“‘A shot with a small line attached will be fired across your vessel.

“‘Get hold of the line as soon as possible and haul on board until you get a tail-block with a whip or endless line rove through it. This tail-block should be hauled on board as quickly as possible to prevent the whip drifting off with the set, or fouling with wreckage, etc. Therefore, if you have been driven into the rigging, where but one or two men can work to advantage, cut the shot-line and run it through some available block, such as the throat or peak-halliards block, or any block which will afford a clear lead, or even between the ratlines, that as many as possible may assist in the hauling.

“‘Attached to the tail-block will be a tally-board with the following directions in English on one side and French on the other:

“‘Make the tail of the block fast to the lower mast, well up. If the masts are gone, then to the best place you can find.

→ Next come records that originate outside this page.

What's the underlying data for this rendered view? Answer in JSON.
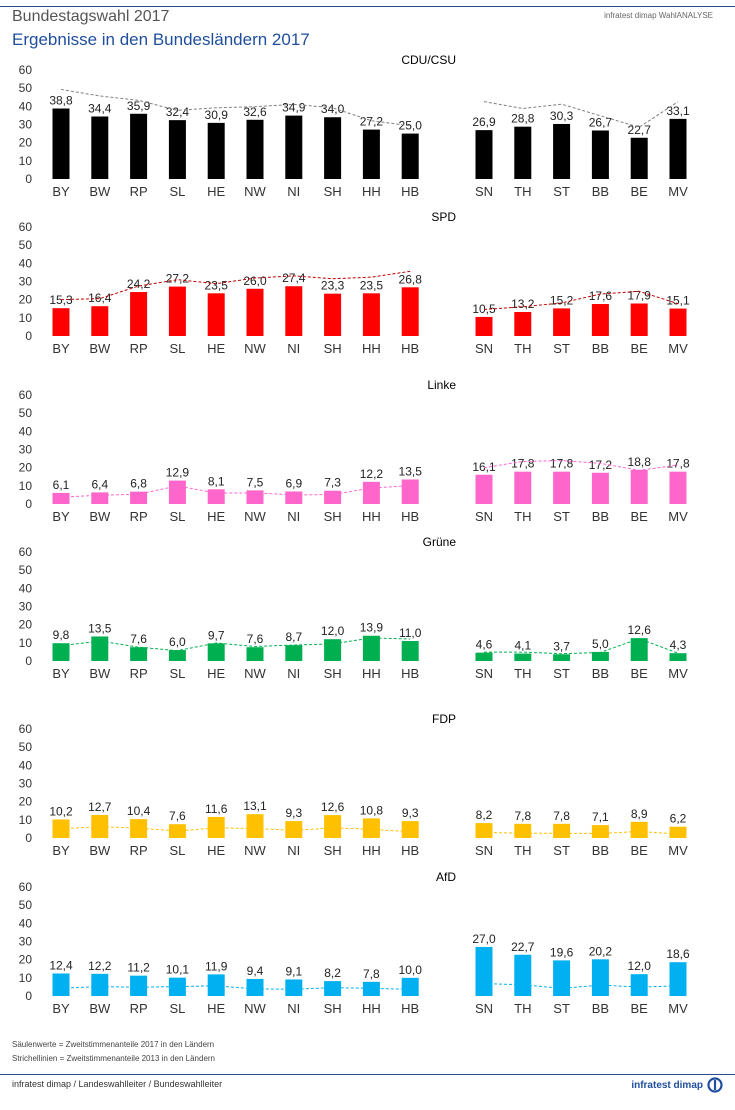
{
  "header": {
    "title": "Bundestagswahl 2017",
    "subtitle": "Ergebnisse in den Bundesländern 2017",
    "brand": "infratest dimap WahlANALYSE"
  },
  "footer": {
    "note_bars": "Säulenwerte = Zweitstimmenanteile 2017 in den Ländern",
    "note_lines": "Strichellinien = Zweitstimmenanteile 2013 in den Ländern",
    "source": "infratest dimap / Landeswahlleiter / Bundeswahlleiter",
    "logo": "infratest dimap"
  },
  "chart_data": [
    {
      "type": "bar",
      "title": "CDU/CSU",
      "color": "#000000",
      "line_color": "#808080",
      "categories": [
        "BY",
        "BW",
        "RP",
        "SL",
        "HE",
        "NW",
        "NI",
        "SH",
        "HH",
        "HB",
        "SN",
        "TH",
        "ST",
        "BB",
        "BE",
        "MV"
      ],
      "values": [
        38.8,
        34.4,
        35.9,
        32.4,
        30.9,
        32.6,
        34.9,
        34.0,
        27.2,
        25.0,
        26.9,
        28.8,
        30.3,
        26.7,
        22.7,
        33.1
      ],
      "labels": [
        "38,8",
        "34,4",
        "35,9",
        "32,4",
        "30,9",
        "32,6",
        "34,9",
        "34,0",
        "27,2",
        "25,0",
        "26,9",
        "28,8",
        "30,3",
        "26,7",
        "22,7",
        "33,1"
      ],
      "values_2013": [
        49.3,
        45.7,
        43.3,
        37.8,
        39.2,
        39.8,
        41.1,
        39.2,
        32.1,
        29.3,
        42.6,
        38.8,
        41.2,
        34.8,
        28.5,
        42.5
      ],
      "ylim": [
        0,
        60
      ],
      "yticks": [
        "0",
        "10",
        "20",
        "30",
        "40",
        "50",
        "60"
      ]
    },
    {
      "type": "bar",
      "title": "SPD",
      "color": "#ff0000",
      "line_color": "#c00000",
      "categories": [
        "BY",
        "BW",
        "RP",
        "SL",
        "HE",
        "NW",
        "NI",
        "SH",
        "HH",
        "HB",
        "SN",
        "TH",
        "ST",
        "BB",
        "BE",
        "MV"
      ],
      "values": [
        15.3,
        16.4,
        24.2,
        27.2,
        23.5,
        26.0,
        27.4,
        23.3,
        23.5,
        26.8,
        10.5,
        13.2,
        15.2,
        17.6,
        17.9,
        15.1
      ],
      "labels": [
        "15,3",
        "16,4",
        "24,2",
        "27,2",
        "23,5",
        "26,0",
        "27,4",
        "23,3",
        "23,5",
        "26,8",
        "10,5",
        "13,2",
        "15,2",
        "17,6",
        "17,9",
        "15,1"
      ],
      "values_2013": [
        20.0,
        20.6,
        27.5,
        31.0,
        28.8,
        31.9,
        33.1,
        31.5,
        32.4,
        35.6,
        14.6,
        16.1,
        18.2,
        23.1,
        24.6,
        17.8
      ],
      "ylim": [
        0,
        60
      ],
      "yticks": [
        "0",
        "10",
        "20",
        "30",
        "40",
        "50",
        "60"
      ]
    },
    {
      "type": "bar",
      "title": "Linke",
      "color": "#ff66cc",
      "line_color": "#ff66cc",
      "categories": [
        "BY",
        "BW",
        "RP",
        "SL",
        "HE",
        "NW",
        "NI",
        "SH",
        "HH",
        "HB",
        "SN",
        "TH",
        "ST",
        "BB",
        "BE",
        "MV"
      ],
      "values": [
        6.1,
        6.4,
        6.8,
        12.9,
        8.1,
        7.5,
        6.9,
        7.3,
        12.2,
        13.5,
        16.1,
        17.8,
        17.8,
        17.2,
        18.8,
        17.8
      ],
      "labels": [
        "6,1",
        "6,4",
        "6,8",
        "12,9",
        "8,1",
        "7,5",
        "6,9",
        "7,3",
        "12,2",
        "13,5",
        "16,1",
        "17,8",
        "17,8",
        "17,2",
        "18,8",
        "17,8"
      ],
      "values_2013": [
        3.8,
        4.8,
        5.4,
        10.0,
        6.0,
        6.1,
        5.0,
        5.2,
        8.8,
        10.1,
        20.0,
        23.4,
        23.9,
        22.4,
        18.5,
        21.5
      ],
      "ylim": [
        0,
        60
      ],
      "yticks": [
        "0",
        "10",
        "20",
        "30",
        "40",
        "50",
        "60"
      ]
    },
    {
      "type": "bar",
      "title": "Grüne",
      "color": "#00b050",
      "line_color": "#00b050",
      "categories": [
        "BY",
        "BW",
        "RP",
        "SL",
        "HE",
        "NW",
        "NI",
        "SH",
        "HH",
        "HB",
        "SN",
        "TH",
        "ST",
        "BB",
        "BE",
        "MV"
      ],
      "values": [
        9.8,
        13.5,
        7.6,
        6.0,
        9.7,
        7.6,
        8.7,
        12.0,
        13.9,
        11.0,
        4.6,
        4.1,
        3.7,
        5.0,
        12.6,
        4.3
      ],
      "labels": [
        "9,8",
        "13,5",
        "7,6",
        "6,0",
        "9,7",
        "7,6",
        "8,7",
        "12,0",
        "13,9",
        "11,0",
        "4,6",
        "4,1",
        "3,7",
        "5,0",
        "12,6",
        "4,3"
      ],
      "values_2013": [
        8.4,
        11.0,
        7.6,
        5.7,
        9.9,
        8.0,
        8.8,
        9.4,
        12.7,
        12.1,
        4.9,
        4.9,
        4.0,
        4.7,
        12.3,
        4.3
      ],
      "ylim": [
        0,
        60
      ],
      "yticks": [
        "0",
        "10",
        "20",
        "30",
        "40",
        "50",
        "60"
      ]
    },
    {
      "type": "bar",
      "title": "FDP",
      "color": "#ffc000",
      "line_color": "#ffc000",
      "categories": [
        "BY",
        "BW",
        "RP",
        "SL",
        "HE",
        "NW",
        "NI",
        "SH",
        "HH",
        "HB",
        "SN",
        "TH",
        "ST",
        "BB",
        "BE",
        "MV"
      ],
      "values": [
        10.2,
        12.7,
        10.4,
        7.6,
        11.6,
        13.1,
        9.3,
        12.6,
        10.8,
        9.3,
        8.2,
        7.8,
        7.8,
        7.1,
        8.9,
        6.2
      ],
      "labels": [
        "10,2",
        "12,7",
        "10,4",
        "7,6",
        "11,6",
        "13,1",
        "9,3",
        "12,6",
        "10,8",
        "9,3",
        "8,2",
        "7,8",
        "7,8",
        "7,1",
        "8,9",
        "6,2"
      ],
      "values_2013": [
        5.1,
        6.2,
        5.5,
        3.8,
        5.6,
        5.2,
        4.2,
        5.6,
        4.8,
        3.4,
        3.1,
        2.6,
        2.6,
        2.5,
        3.6,
        2.2
      ],
      "ylim": [
        0,
        60
      ],
      "yticks": [
        "0",
        "10",
        "20",
        "30",
        "40",
        "50",
        "60"
      ]
    },
    {
      "type": "bar",
      "title": "AfD",
      "color": "#00b0f0",
      "line_color": "#00b0f0",
      "categories": [
        "BY",
        "BW",
        "RP",
        "SL",
        "HE",
        "NW",
        "NI",
        "SH",
        "HH",
        "HB",
        "SN",
        "TH",
        "ST",
        "BB",
        "BE",
        "MV"
      ],
      "values": [
        12.4,
        12.2,
        11.2,
        10.1,
        11.9,
        9.4,
        9.1,
        8.2,
        7.8,
        10.0,
        27.0,
        22.7,
        19.6,
        20.2,
        12.0,
        18.6
      ],
      "labels": [
        "12,4",
        "12,2",
        "11,2",
        "10,1",
        "11,9",
        "9,4",
        "9,1",
        "8,2",
        "7,8",
        "10,0",
        "27,0",
        "22,7",
        "19,6",
        "20,2",
        "12,0",
        "18,6"
      ],
      "values_2013": [
        4.3,
        5.2,
        4.8,
        5.2,
        5.6,
        3.9,
        3.7,
        4.6,
        4.2,
        3.7,
        6.8,
        6.2,
        4.2,
        6.0,
        4.9,
        5.6
      ],
      "ylim": [
        0,
        60
      ],
      "yticks": [
        "0",
        "10",
        "20",
        "30",
        "40",
        "50",
        "60"
      ]
    }
  ]
}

Cast off the shot-line, see that the rope in the block runs free, and show a signal to the shore.

“‘As soon as your signal is seen a three-inch hawser will be bent on to the whip and hauled off to your ship by the life-saving crew.

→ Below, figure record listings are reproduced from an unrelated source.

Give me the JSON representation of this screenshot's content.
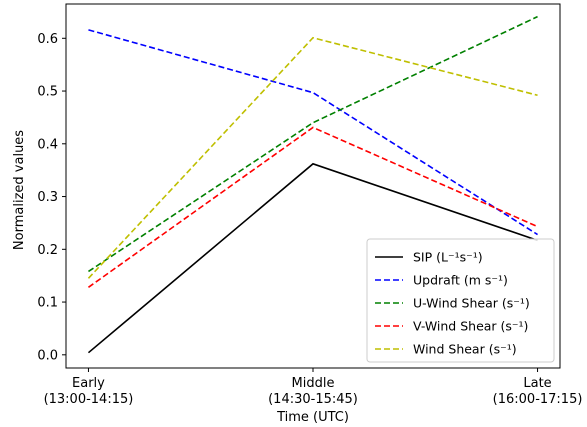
{
  "chart_data": {
    "type": "line",
    "xlabel": "Time (UTC)",
    "ylabel": "Normalized values",
    "ylim": [
      -0.025,
      0.665
    ],
    "xlim": [
      -0.1,
      2.1
    ],
    "grid": false,
    "legend_placement": "lower-right",
    "categories": [
      {
        "name": "Early",
        "range": "(13:00-14:15)"
      },
      {
        "name": "Middle",
        "range": "(14:30-15:45)"
      },
      {
        "name": "Late",
        "range": "(16:00-17:15)"
      }
    ],
    "yticks": [
      0.0,
      0.1,
      0.2,
      0.3,
      0.4,
      0.5,
      0.6
    ],
    "series": [
      {
        "name": "SIP (L⁻¹s⁻¹)",
        "color": "#000000",
        "dashed": false,
        "values": [
          0.004,
          0.362,
          0.217
        ]
      },
      {
        "name": "Updraft (m s⁻¹)",
        "color": "#0000ff",
        "dashed": true,
        "values": [
          0.616,
          0.497,
          0.228
        ]
      },
      {
        "name": "U-Wind Shear (s⁻¹)",
        "color": "#008000",
        "dashed": true,
        "values": [
          0.158,
          0.44,
          0.641
        ]
      },
      {
        "name": "V-Wind Shear (s⁻¹)",
        "color": "#ff0000",
        "dashed": true,
        "values": [
          0.128,
          0.431,
          0.243
        ]
      },
      {
        "name": "Wind Shear (s⁻¹)",
        "color": "#bfbf00",
        "dashed": true,
        "values": [
          0.145,
          0.601,
          0.492
        ]
      }
    ]
  }
}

“‘If the circumstances will admit, you can assist the life-saving crew by manning that part of the whip to which the hawser is bent, and hauling with them.

“‘When the end of the hawser is got on board a tally-board will be found attached, bearing the following directions in English on one side and French on the other:

“‘Make this hawser fast about two feet above the tail-block, see all clear and that the rope in the block runs free, and show a signal to the shore.

“‘Take particular care that there are no turns of the whip-line around the hawser. To prevent this take the end of the hawser up between the parts of the whip before making it fast.

“‘When the hawser is made fast, the whip cast off from the hawser, and your signal seen by the life-saving crew, they will haul the hawser taut and by means of the whip will haul off to your ship a breeches-buoy suspended from a traveller-block, or a life-car from rings, running on the hawser.